2/ LEUR ATTITUDE AU COURS DE l’ACCOMPAGNEMENT

  • Ce que l’on remarque d’emblée, c’est le petit nombre de jeunes touchés par ces pratiques, en particulier chez les filles.
    Une réalité peu encourageante, tant pour les accompagnateurs que pour les jeunes eux-mêmes.
    Le petit nombre conduit même parfois à annuler des temps forts, des retraites, ce qui a un effet démobilisateur.
    La dispersion géographique des jeûnes, plusieurs fois signalée, vient aggraver cette difficulté et rend plus hypothétique les rencontres de groupe de recherche en particulier.
  • Ce qui rend l’accompagnement plus ardu aussi, c’est l’extrême diversité des jeunes qui se présentent.
    Il est bien compliqué en effet de faire durer une équipe de recherche avec des jeunes aux idéologies, aux sensibilités ou aux expériences ecclésiales très diverses. Bien souvent, les demandes ou les niveaux de recherche sont très différents eux aussi. Et cette différence existe de même entre les garçons et les filles : pour ces dernières, le groupe de recherche ne semble pas aller de soi, et il faut satisfaire des demandes de discrétion plus fortes, voire renvoyer à un monastère ou une congrégation mieux adaptés pour cela.
  • Ce qui handicape aussi fortement la recherche c’est le manque de régularité des jeunes.
    On souligne 1’inassiduité au groupe de recherche, la tendance à papillonner comme par un effet de "zapping". Il n’est déjà pas facile de trouver du temps disponible pour un accompagnement suivi (ainsi pour inviter à des temps forts des jeunes ayant déjà une activité professionnelle), concilier la vie dispersée du jeune avec des exigences régulières, faire coïncider le souci de formation et la recherche vocationnelle...
    Cet handicap de l’irrégularité se conjugue le plus souvent avec un certain étalement des arrivées et des entrées au long d’une année.
  • Le dernier trait relatif à l’attitude des jeunes tient à un manque de maturité face à la prise de décision
    Là aussi, cette fragilité s’exprime sous des formes diverses, voire excessives. Certains paraissent très pressés d’entrer au séminaire, par exemple, et ont du mal à accepter les médiations, à expérimenter un nécessaire temps de discernement. Des jeunes, même, frappant à plusieurs portes pour avoir une réponse immédiate, paraissent tout à fait sûrs de leur projet.
    Pour d’autres, en revanche, la décision s’avère difficile à prendre : on traîne, on "vieillit dans la recherche" faute de vouloir décider. Selon certaines enquêtes, cette difficulté à choisir tient à une peur de l’embrigadement, une réticence devant l’engagement à long terme. Un trait de mentalité qui reflète aussi à sa manière l’environnement social et culturel d’aujourd’hui.

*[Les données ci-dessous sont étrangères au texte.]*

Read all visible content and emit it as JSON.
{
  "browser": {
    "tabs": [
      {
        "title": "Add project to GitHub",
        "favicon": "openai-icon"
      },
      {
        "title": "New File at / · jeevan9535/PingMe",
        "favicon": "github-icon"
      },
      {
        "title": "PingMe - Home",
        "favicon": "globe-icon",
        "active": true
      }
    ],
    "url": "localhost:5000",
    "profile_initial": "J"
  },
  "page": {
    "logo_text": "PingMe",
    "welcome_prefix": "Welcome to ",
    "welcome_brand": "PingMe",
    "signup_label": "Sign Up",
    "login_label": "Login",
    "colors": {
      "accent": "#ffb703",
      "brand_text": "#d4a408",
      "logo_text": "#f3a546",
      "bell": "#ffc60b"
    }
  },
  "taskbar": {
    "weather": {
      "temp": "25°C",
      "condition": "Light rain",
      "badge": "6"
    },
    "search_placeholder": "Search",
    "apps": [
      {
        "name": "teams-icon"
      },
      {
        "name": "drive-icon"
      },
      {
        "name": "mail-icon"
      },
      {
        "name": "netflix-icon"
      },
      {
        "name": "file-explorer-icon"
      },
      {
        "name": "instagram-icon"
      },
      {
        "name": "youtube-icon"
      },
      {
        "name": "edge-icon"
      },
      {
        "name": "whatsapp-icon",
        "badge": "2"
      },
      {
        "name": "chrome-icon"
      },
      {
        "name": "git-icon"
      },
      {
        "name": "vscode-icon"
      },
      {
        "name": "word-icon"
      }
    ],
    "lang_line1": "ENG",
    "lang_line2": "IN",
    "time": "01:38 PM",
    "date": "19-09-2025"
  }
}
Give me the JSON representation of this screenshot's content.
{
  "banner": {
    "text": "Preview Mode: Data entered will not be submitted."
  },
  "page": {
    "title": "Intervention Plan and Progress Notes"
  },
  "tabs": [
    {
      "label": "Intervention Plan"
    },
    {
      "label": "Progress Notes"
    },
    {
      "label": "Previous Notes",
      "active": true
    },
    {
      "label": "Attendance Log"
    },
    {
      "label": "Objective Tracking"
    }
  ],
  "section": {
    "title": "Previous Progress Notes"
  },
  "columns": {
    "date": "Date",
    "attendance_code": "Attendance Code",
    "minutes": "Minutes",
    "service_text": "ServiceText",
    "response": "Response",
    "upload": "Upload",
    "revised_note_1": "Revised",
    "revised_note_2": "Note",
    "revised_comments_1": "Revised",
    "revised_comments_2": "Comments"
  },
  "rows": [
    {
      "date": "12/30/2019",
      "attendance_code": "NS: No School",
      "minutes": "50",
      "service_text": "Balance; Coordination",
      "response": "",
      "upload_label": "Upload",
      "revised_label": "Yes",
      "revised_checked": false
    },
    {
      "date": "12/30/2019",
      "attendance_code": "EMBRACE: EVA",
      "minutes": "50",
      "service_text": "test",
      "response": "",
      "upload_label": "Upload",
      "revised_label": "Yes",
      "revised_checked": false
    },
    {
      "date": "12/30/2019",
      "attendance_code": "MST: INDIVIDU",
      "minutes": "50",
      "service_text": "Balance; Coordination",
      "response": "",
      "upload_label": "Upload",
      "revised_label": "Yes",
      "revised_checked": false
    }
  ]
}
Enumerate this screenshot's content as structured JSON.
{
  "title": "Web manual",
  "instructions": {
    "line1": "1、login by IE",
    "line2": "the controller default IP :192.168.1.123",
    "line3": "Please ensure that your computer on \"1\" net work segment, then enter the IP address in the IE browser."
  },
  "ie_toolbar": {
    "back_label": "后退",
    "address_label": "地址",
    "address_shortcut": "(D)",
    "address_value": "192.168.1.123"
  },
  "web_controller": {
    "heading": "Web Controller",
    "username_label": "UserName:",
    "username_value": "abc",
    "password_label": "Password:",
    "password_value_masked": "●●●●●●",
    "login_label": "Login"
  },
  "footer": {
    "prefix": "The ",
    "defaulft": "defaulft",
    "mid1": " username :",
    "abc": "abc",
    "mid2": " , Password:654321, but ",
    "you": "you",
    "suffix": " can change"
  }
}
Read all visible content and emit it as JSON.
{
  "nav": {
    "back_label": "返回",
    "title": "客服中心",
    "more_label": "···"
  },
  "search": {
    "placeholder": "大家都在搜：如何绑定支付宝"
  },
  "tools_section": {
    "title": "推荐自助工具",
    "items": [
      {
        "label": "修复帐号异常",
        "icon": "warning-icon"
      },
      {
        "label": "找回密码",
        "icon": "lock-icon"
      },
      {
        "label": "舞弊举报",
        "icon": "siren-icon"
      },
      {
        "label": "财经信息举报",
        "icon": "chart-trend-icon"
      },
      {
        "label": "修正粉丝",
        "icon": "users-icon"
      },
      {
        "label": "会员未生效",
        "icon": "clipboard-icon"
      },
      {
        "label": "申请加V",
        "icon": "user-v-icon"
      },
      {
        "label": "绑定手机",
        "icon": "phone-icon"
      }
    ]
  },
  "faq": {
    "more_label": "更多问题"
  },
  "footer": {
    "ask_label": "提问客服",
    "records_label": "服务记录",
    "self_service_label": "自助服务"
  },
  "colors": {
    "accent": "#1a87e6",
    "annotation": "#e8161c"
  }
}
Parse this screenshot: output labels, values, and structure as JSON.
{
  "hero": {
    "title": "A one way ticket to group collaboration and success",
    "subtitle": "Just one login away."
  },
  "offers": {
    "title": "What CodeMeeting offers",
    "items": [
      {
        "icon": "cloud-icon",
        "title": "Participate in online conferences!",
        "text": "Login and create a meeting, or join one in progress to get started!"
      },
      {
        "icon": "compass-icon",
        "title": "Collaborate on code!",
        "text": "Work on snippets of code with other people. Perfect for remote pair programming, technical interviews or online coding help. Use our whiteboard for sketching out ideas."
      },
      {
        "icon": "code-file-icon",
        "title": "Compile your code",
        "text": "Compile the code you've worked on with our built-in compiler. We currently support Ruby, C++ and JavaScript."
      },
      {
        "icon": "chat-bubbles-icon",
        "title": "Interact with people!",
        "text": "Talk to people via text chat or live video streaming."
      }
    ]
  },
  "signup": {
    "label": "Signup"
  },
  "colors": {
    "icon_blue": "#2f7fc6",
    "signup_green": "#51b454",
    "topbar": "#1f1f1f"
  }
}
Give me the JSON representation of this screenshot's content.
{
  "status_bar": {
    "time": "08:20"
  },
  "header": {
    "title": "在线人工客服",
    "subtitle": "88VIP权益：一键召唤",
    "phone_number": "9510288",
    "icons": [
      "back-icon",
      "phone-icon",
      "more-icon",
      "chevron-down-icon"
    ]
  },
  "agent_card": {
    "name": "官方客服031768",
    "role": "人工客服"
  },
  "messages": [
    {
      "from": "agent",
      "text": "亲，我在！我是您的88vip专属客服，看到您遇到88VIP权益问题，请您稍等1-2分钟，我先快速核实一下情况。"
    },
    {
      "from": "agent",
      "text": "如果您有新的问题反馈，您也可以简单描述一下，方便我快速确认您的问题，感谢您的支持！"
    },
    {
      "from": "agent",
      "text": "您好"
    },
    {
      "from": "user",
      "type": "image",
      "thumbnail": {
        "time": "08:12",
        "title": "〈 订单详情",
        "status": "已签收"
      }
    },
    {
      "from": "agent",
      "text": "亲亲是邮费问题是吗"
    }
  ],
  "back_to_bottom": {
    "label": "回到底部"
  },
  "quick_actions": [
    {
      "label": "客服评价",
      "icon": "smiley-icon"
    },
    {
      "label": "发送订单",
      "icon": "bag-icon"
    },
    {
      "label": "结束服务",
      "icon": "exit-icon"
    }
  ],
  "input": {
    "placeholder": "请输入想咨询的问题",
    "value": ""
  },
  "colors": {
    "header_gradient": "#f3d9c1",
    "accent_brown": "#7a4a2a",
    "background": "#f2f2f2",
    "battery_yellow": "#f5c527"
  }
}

Mais les difficultés ne marquent pas que les jeunes et se retrouvent aussi lorsqu’on évoque la situation des accompagnateurs.

C) DES DIFFICULTES MARQUANT LES ACCOMPAGNATEURS

Est-ce une simple impression subjective ou partiale ? il semble qu’une certaine "fragilité" des accompagnateurs réponde en contrepoint à ces fragilités supposées des jeunes, souvent bien déroutantes.
Ainsi, parmi les points évoqués sous cette rubrique, on relève :

1/ LA DIFFICULTE A TROUVER DES ACCOMPAGNATEURS
à mettre des personnes en route pour assurer ce service. Ceci renvoie au manque d’accueil de cette préoccupation dans de nombreux lieux d’Eglise, déjà évoquée plus haut.

2/ LE MANQUE DE COMPETENCE
qui rend, on s’en doute, plus ardu le travail de discernement. Ceci peut se traduire diversement selon les situations :

  • certains n’ont pas assez de poids, d’autres en revanche ont des personnalités trop fortes
  • il est difficile aussi de faire fonctionner, sur un même sujet en recherche, les différents niveaux d’accompagnement ou d’assurer, en d’autres termes, l’équilibre des for (interne, externe). Les différents acteurs qui devraient l’être ne sont pas assez impliqués dans cette tâche.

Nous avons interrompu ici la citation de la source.